Big Ten playoff hopes in doubt

ByMARK SCHLABACH
August 20, 2014, 12:01 AM

— -- O-H-N-O!

Tuesday's news that Ohio State quarterback Braxton Miller will miss the upcoming season with an injury to his right (throwing) shoulder seriously deflates the Buckeyes' hopes of making the inaugural four-team College Football Playoff. Their national championship aspirations seem all but over -- 11 days before they'll open the season against Navy in Baltimore on Aug. 30.

Miller's injury also puts a serious dent in the Big Ten's chances of having a representative in the playoff. Miller, the two-time reigning Big Ten Player of the Year, was a preseason Heisman Trophy favorite and one of the country's top returning quarterbacks.

Without Miller, the Buckeyes will have a difficult time matching their success in coach Urban Meyer's first two seasons, when they won 24 games in a row before losing to Michigan State 34-24 in the 2013 Big Ten championship game and 40-35 to Clemson in the Discover Orange Bowl.

Miller, who threw for 2,094 yards with 24 touchdowns and ran for 1,068 yards with 12 more scores, was a tailor-made fit for Meyer's spread offense. Without him, the Buckeyes will probably turn to freshman J.T. Barrett, who has never played in a college game. In fact, Barrett played in only five games as a senior at Rider High School in Wichita Falls, Texas, in 2012 before injuring his knee. He redshirted at OSU last season while recovering from knee surgery.

How valuable was Miller to OSU? When news of his season-ending diagnosis broke on Tuesday, oddsmakers at the Las Vegas Hilton Sportsbook dropped the Buckeyes' odds of winning a national championship from 12-to-1 to 50-to-1. Ouch. There's a reason Las Vegas has so many glitzy buildings; the oddsmakers usually know what they're talking about.

Sure, Meyer and his staff, which includes highly regarded offensive coordinator Tom Herman, are more than capable of pulling off a miracle this season. But the Buckeyes built their offense around Miller's dual-threat capabilities. Worse, they lost four starting offensive linemen and tailback Carlos Hyde, who ran for 1,521 yards with 15 touchdowns last season.

If OSU fans are looking for a silver lining in this dreadful news, here it is: reigning Heisman Trophy winner Jameis Winston had never stepped on the field before leading Florida State to an undefeated record and BCS national title last season. The quarterback FSU beat in the BCS National Championship, Auburn's Nick Marshall, was a defensive back at Georgia before he transferred to a junior college and then joined the Tigers on the Plains last summer. And who knew Cam Newton was capable of doing what he did in 2010?

Could Barrett or even sophomore Cardale Jones do what Winston, Marshall and Newton did unexpectedly? Sure, why not?

But make no mistake: Miller's injury has dramatically deflated hopes at both Ohio State and in the Big Ten. The Buckeyes were ranked No. 5 in Sunday's preseason Associated Press Top 25 poll and were considered the league's best chance at making the playoff.

And you have to remember that at least one champion of a Power Five conference is going to be left out of the playoff. There are only four available spots. After Miller's injury, the chances of two teams coming from one league just increased dramatically.

Defending Big Ten champion Michigan State might move into the driver's seat in the league now. The Spartans, ranked No. 8 in the AP preseason poll, won their first outright Big Ten championship since 1987 and then defeated Stanford 24-20 in the Rose Bowl Game presented by Vizio last season.
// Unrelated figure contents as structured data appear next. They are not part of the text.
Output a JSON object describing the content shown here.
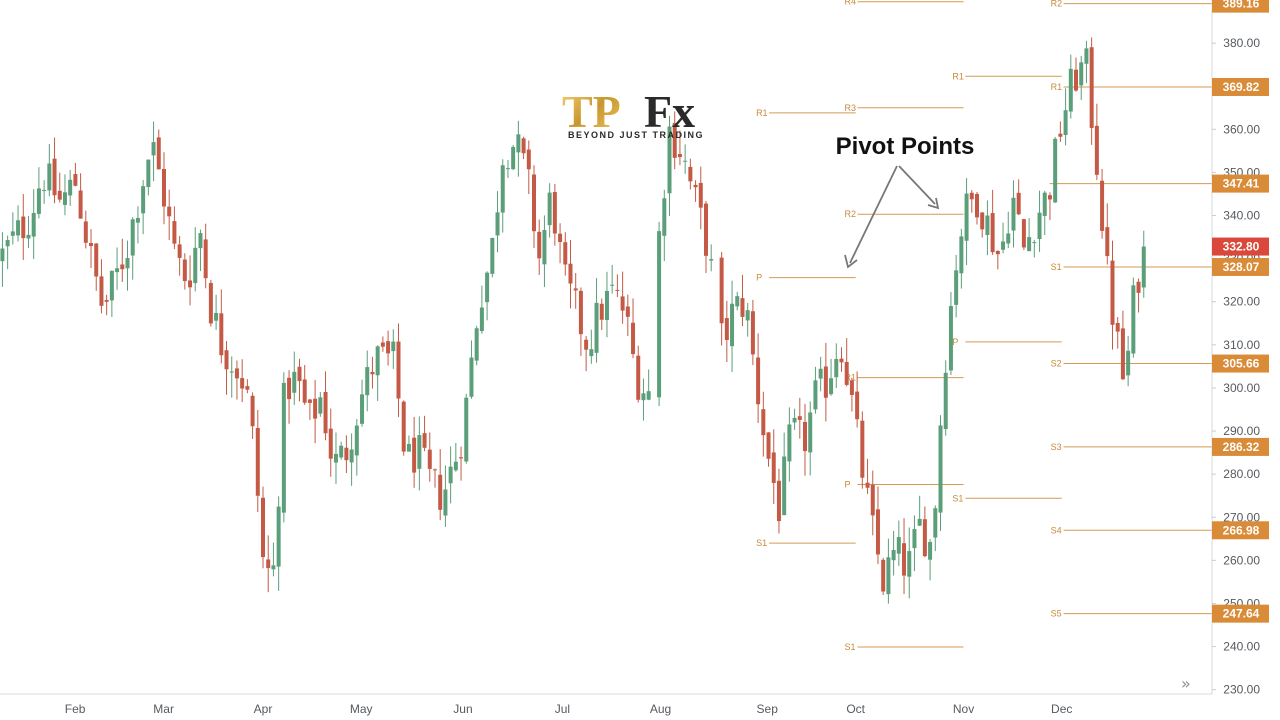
{
  "chart_data": {
    "type": "candlestick",
    "y_range": [
      229,
      390
    ],
    "x_range": [
      0,
      100
    ],
    "y_ticks": [
      230,
      240,
      250,
      260,
      270,
      280,
      290,
      300,
      310,
      320,
      330,
      340,
      350,
      360,
      370,
      380
    ],
    "x_ticks": [
      {
        "label": "Feb",
        "t": 6.2
      },
      {
        "label": "Mar",
        "t": 13.5
      },
      {
        "label": "Apr",
        "t": 21.7
      },
      {
        "label": "May",
        "t": 29.8
      },
      {
        "label": "Jun",
        "t": 38.2
      },
      {
        "label": "Jul",
        "t": 46.4
      },
      {
        "label": "Aug",
        "t": 54.5
      },
      {
        "label": "Sep",
        "t": 63.3
      },
      {
        "label": "Oct",
        "t": 70.6
      },
      {
        "label": "Nov",
        "t": 79.5
      },
      {
        "label": "Dec",
        "t": 87.6
      }
    ],
    "up_color": "#5b9e7a",
    "down_color": "#c45a45",
    "pivot_color": "#d49a50",
    "price_tag_color": "#d98b37",
    "current_tag_color": "#d9483b",
    "price_labels": [
      {
        "value": 389.16,
        "label": "389.16"
      },
      {
        "value": 369.82,
        "label": "369.82"
      },
      {
        "value": 347.41,
        "label": "347.41"
      },
      {
        "value": 332.8,
        "label": "332.80",
        "current": true
      },
      {
        "value": 328.07,
        "label": "328.07"
      },
      {
        "value": 305.66,
        "label": "305.66"
      },
      {
        "value": 286.32,
        "label": "286.32"
      },
      {
        "value": 266.98,
        "label": "266.98"
      },
      {
        "value": 247.64,
        "label": "247.64"
      }
    ],
    "pivot_lines": [
      {
        "label": "R1",
        "t0": 62.3,
        "t1": 70.6,
        "y": 363.8
      },
      {
        "label": "P",
        "t0": 62.3,
        "t1": 70.6,
        "y": 325.6
      },
      {
        "label": "S1",
        "t0": 62.3,
        "t1": 70.6,
        "y": 264.0
      },
      {
        "label": "R4",
        "t0": 69.6,
        "t1": 79.5,
        "y": 389.6
      },
      {
        "label": "R3",
        "t0": 69.6,
        "t1": 79.5,
        "y": 365.0
      },
      {
        "label": "R2",
        "t0": 69.6,
        "t1": 79.5,
        "y": 340.3
      },
      {
        "label": "R1",
        "t0": 69.6,
        "t1": 79.5,
        "y": 302.4
      },
      {
        "label": "P",
        "t0": 69.6,
        "t1": 79.5,
        "y": 277.6
      },
      {
        "label": "S1",
        "t0": 69.6,
        "t1": 79.5,
        "y": 239.9
      },
      {
        "label": "R1",
        "t0": 78.5,
        "t1": 87.6,
        "y": 372.3
      },
      {
        "label": "P",
        "t0": 78.5,
        "t1": 87.6,
        "y": 310.7
      },
      {
        "label": "S1",
        "t0": 78.5,
        "t1": 87.6,
        "y": 274.4
      },
      {
        "label": "R2",
        "t0": 86.6,
        "t1": 100,
        "y": 389.16
      },
      {
        "label": "R1",
        "t0": 86.6,
        "t1": 100,
        "y": 369.82
      },
      {
        "label": "",
        "t0": 86.6,
        "t1": 100,
        "y": 347.41
      },
      {
        "label": "S1",
        "t0": 86.6,
        "t1": 100,
        "y": 328.07
      },
      {
        "label": "S2",
        "t0": 86.6,
        "t1": 100,
        "y": 305.66
      },
      {
        "label": "S3",
        "t0": 86.6,
        "t1": 100,
        "y": 286.32
      },
      {
        "label": "S4",
        "t0": 86.6,
        "t1": 100,
        "y": 266.98
      },
      {
        "label": "S5",
        "t0": 86.6,
        "t1": 100,
        "y": 247.64
      }
    ],
    "price_path": [
      [
        0,
        330
      ],
      [
        2.5,
        340
      ],
      [
        3.5,
        350
      ],
      [
        5,
        343
      ],
      [
        6.2,
        348
      ],
      [
        7.5,
        330
      ],
      [
        8.5,
        318
      ],
      [
        9.5,
        325
      ],
      [
        10.5,
        333
      ],
      [
        11.5,
        345
      ],
      [
        12.5,
        357
      ],
      [
        13.5,
        345
      ],
      [
        14.5,
        330
      ],
      [
        15.5,
        325
      ],
      [
        16.5,
        337
      ],
      [
        17.3,
        320
      ],
      [
        18.3,
        310
      ],
      [
        19.5,
        305
      ],
      [
        20.3,
        300
      ],
      [
        21,
        285
      ],
      [
        21.7,
        260
      ],
      [
        22.5,
        255
      ],
      [
        23.5,
        300
      ],
      [
        24.5,
        302
      ],
      [
        25.5,
        292
      ],
      [
        26.5,
        298
      ],
      [
        27.5,
        282
      ],
      [
        28.5,
        285
      ],
      [
        29.8,
        298
      ],
      [
        31,
        307
      ],
      [
        32.5,
        306
      ],
      [
        33.5,
        283
      ],
      [
        34.5,
        285
      ],
      [
        35.5,
        278
      ],
      [
        36.5,
        275
      ],
      [
        37.5,
        283
      ],
      [
        38.2,
        290
      ],
      [
        39.5,
        320
      ],
      [
        40.5,
        330
      ],
      [
        41.5,
        355
      ],
      [
        42.5,
        357
      ],
      [
        43.5,
        349
      ],
      [
        44.5,
        330
      ],
      [
        45.5,
        345
      ],
      [
        46.5,
        325
      ],
      [
        47.5,
        318
      ],
      [
        48.5,
        310
      ],
      [
        49.5,
        318
      ],
      [
        50.5,
        322
      ],
      [
        51.5,
        318
      ],
      [
        52.5,
        303
      ],
      [
        53.5,
        298
      ],
      [
        54.2,
        330
      ],
      [
        55.2,
        360
      ],
      [
        56.2,
        355
      ],
      [
        57.2,
        345
      ],
      [
        58.2,
        335
      ],
      [
        58.8,
        325
      ],
      [
        59.6,
        310
      ],
      [
        60.5,
        318
      ],
      [
        61.5,
        320
      ],
      [
        62.3,
        303
      ],
      [
        63.3,
        285
      ],
      [
        64.3,
        272
      ],
      [
        65.3,
        290
      ],
      [
        66.3,
        287
      ],
      [
        67.3,
        298
      ],
      [
        68.3,
        302
      ],
      [
        69.3,
        312
      ],
      [
        70.1,
        300
      ],
      [
        70.9,
        285
      ],
      [
        71.9,
        268
      ],
      [
        72.9,
        255
      ],
      [
        73.9,
        262
      ],
      [
        74.9,
        258
      ],
      [
        75.9,
        268
      ],
      [
        76.9,
        263
      ],
      [
        77.9,
        305
      ],
      [
        78.9,
        330
      ],
      [
        79.5,
        340
      ],
      [
        80.5,
        345
      ],
      [
        81.5,
        338
      ],
      [
        82.5,
        330
      ],
      [
        83.5,
        345
      ],
      [
        84.5,
        332
      ],
      [
        85.5,
        340
      ],
      [
        86.5,
        345
      ],
      [
        87.6,
        362
      ],
      [
        88.6,
        372
      ],
      [
        89.6,
        375
      ],
      [
        90.6,
        350
      ],
      [
        91.4,
        325
      ],
      [
        92.2,
        310
      ],
      [
        92.8,
        300
      ],
      [
        93.6,
        322
      ],
      [
        94.4,
        333
      ]
    ],
    "last_close": 332.8,
    "annotation": {
      "text": "Pivot Points",
      "x_t": 70.5,
      "y": 351.5
    }
  },
  "logo": {
    "mark_tp": "TP",
    "mark_fx": "Fx",
    "tagline": "BEYOND JUST TRADING"
  },
  "nav": {
    "scroll_icon": "»"
  }
}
This season, MSU brings back quarterback Connor Cook and tailback Jeremy Langford, but it must replace much of its menacing defense, which ranked No. 3 in the country in points allowed (13.2 per game) in 2013.

The dawning of the four-team playoff was supposed to allow the Big Ten to put its forgettable performance in the BCS era in the rearview mirror once and for all. Big Ten teams won exactly one national championship in 16 years of the BCS system -- and needed a controversial pass-interference call for Ohio State to defeat Miami 31-24 in double overtime in 2002.

A Big Ten team hasn't won a national championship since, and the Buckeyes were the only team from the conference to play for a BCS title in the past 11 seasons, losing to Florida in 2006 and LSU in 2007.

Unless Michigan State or No. 14 Wisconsin runs the table (or Michigan rebounds dramatically or either Nebraska or Iowa finally plays consistently) the Big Ten football season might be over before it even kicks off.

Think about this: If No. 13 LSU defeats Wisconsin in Houston in the Aug. 30 opener, and then No. 3 Oregon beats Michigan State in Eugene on Sept. 6, the Big Ten's chances of producing a playoff participant might be finished.

The Big Ten could be irrelevant in the national championship race before the calendar even turns to October.